Book review: How to Love Your Daughter
May. 12th, 2026 06:46 pmAuthor: Hila Blum
Translator: Daniella Zamir
Genre: Fiction, family drama
The other book I finished during my voyage through the southwest was How to Love Your Daughter by Hila Blum, translated from Hebrew by Daniella Zamir. This was book [checks notes] #17 from the “Women in Translation” rec list. It’s about an estranged mother and daughter; as the mother peers through the windows of her adult daughter’s house from across the street, she ponders what went wrong in their formerly loving relationship.
How to Love Your Daughter is a cerebral kind of novel that swims back and forth between Yoella’s present, desperately reaching after the daughter who’s walked out of her life, and Yoella’s recollections of raising Leah.
The twists and turns of their relationship are subtle, almost too subtle. Both characters come off slightly neurotic, fussing about every minor interaction and seeming, to me, to invent problems where none really existed. In the end, it’s not so much a long-deteriorating relationship, which is what I expected, as it is Yoella making one decision that forever alters Leah’s perception of her.
“No one warned me my love could destroy her,” Yoella says about Leah at one point and that’s the core of it. Yoella adores her daughter, almost beyond reason. And it’s that very willingness to put Leah above everyone and everything else that eventually pushes Leah away from her, which is such a perfect tragedy.
I saw another review that said this book was both too long and too short, and I think there’s some truth to that. There are drawn out middle sections which don’t necessarily add much, but the ultimate break and subsequent efforts at reconciliation by Yoella don’t get as much room to breathe as might have benefitted them.

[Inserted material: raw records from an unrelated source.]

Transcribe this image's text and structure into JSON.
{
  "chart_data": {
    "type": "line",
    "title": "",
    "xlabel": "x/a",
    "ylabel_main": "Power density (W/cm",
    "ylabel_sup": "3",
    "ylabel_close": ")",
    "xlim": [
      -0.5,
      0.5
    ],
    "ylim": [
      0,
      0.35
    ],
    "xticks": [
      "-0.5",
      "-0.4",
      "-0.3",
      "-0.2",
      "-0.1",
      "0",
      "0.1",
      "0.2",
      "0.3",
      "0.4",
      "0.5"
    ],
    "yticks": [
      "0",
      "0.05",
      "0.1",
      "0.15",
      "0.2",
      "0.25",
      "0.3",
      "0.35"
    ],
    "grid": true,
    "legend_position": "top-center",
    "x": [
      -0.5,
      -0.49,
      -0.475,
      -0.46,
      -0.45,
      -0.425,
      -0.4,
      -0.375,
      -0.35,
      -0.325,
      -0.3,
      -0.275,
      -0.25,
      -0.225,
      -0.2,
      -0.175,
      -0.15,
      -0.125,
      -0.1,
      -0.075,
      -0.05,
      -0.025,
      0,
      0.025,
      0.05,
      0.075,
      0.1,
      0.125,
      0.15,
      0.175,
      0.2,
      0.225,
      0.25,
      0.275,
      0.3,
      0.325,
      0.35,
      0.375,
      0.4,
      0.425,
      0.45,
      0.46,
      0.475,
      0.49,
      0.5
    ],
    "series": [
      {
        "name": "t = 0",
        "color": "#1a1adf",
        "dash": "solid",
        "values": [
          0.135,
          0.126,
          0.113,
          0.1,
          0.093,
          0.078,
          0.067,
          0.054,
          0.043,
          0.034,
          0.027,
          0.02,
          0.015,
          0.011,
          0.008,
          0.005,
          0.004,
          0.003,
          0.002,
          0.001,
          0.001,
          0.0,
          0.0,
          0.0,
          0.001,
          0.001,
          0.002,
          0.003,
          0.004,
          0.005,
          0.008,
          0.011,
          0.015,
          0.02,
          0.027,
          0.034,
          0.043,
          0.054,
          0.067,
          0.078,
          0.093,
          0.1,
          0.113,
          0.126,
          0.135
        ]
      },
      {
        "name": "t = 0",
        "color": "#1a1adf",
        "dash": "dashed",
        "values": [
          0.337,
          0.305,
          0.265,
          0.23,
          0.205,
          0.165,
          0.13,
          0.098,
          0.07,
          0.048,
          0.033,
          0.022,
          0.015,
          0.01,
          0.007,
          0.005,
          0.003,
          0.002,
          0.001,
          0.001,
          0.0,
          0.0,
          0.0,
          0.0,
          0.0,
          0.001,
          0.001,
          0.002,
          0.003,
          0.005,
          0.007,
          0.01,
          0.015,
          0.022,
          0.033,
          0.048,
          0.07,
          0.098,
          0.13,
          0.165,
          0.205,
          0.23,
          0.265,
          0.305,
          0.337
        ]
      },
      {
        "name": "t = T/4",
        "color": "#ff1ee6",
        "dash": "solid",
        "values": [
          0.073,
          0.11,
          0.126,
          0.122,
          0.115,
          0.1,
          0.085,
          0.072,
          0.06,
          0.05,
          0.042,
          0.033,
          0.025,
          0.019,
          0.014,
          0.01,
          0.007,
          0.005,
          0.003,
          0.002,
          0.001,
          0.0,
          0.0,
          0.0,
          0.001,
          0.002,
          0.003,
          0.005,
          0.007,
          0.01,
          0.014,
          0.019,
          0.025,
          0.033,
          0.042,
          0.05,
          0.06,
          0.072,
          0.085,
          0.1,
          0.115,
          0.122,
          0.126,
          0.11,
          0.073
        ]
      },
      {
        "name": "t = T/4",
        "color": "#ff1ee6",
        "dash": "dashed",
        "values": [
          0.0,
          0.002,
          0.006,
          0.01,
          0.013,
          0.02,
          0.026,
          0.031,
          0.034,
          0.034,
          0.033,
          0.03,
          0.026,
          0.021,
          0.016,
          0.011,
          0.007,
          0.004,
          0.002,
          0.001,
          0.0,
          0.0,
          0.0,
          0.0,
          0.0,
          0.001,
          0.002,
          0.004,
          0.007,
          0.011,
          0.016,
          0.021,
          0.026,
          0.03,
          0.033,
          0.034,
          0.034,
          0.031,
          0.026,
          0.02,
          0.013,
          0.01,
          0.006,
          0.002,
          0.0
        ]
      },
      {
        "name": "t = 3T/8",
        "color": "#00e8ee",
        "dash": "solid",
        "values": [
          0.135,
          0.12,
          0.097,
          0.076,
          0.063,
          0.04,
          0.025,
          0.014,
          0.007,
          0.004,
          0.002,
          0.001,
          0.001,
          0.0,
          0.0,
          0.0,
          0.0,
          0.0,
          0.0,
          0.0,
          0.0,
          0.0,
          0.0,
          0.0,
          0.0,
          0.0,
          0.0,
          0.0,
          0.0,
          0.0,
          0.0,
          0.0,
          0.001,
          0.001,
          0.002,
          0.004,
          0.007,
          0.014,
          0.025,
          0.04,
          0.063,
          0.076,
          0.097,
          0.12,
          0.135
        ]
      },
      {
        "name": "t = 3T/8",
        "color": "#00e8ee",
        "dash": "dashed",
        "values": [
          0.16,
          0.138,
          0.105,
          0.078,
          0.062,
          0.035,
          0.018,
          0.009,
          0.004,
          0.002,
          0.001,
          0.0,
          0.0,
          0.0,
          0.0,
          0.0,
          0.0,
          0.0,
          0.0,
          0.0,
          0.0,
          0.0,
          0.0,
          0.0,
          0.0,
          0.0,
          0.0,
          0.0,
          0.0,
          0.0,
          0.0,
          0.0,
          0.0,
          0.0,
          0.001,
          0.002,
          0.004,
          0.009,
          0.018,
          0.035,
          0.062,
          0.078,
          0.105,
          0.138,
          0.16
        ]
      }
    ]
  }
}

However, the ending is an exquisite microcosm of the tension of the whole novel, leaving you wondering about unreliable narrators and perceptions. Some people felt that Yoella gets off too easy—I would recommend rereading the section where Leah talks to Yoella about her reality/fantasy of Dennis writing her a letter.
I don’t know that either Yoella or Leah comes off as really sympathetic here, but they do come off very human, full of flaws and self-justifications and irrational reactions. And maybe sometimes it’s just human nature to create a tragedy where there didn’t have to be one.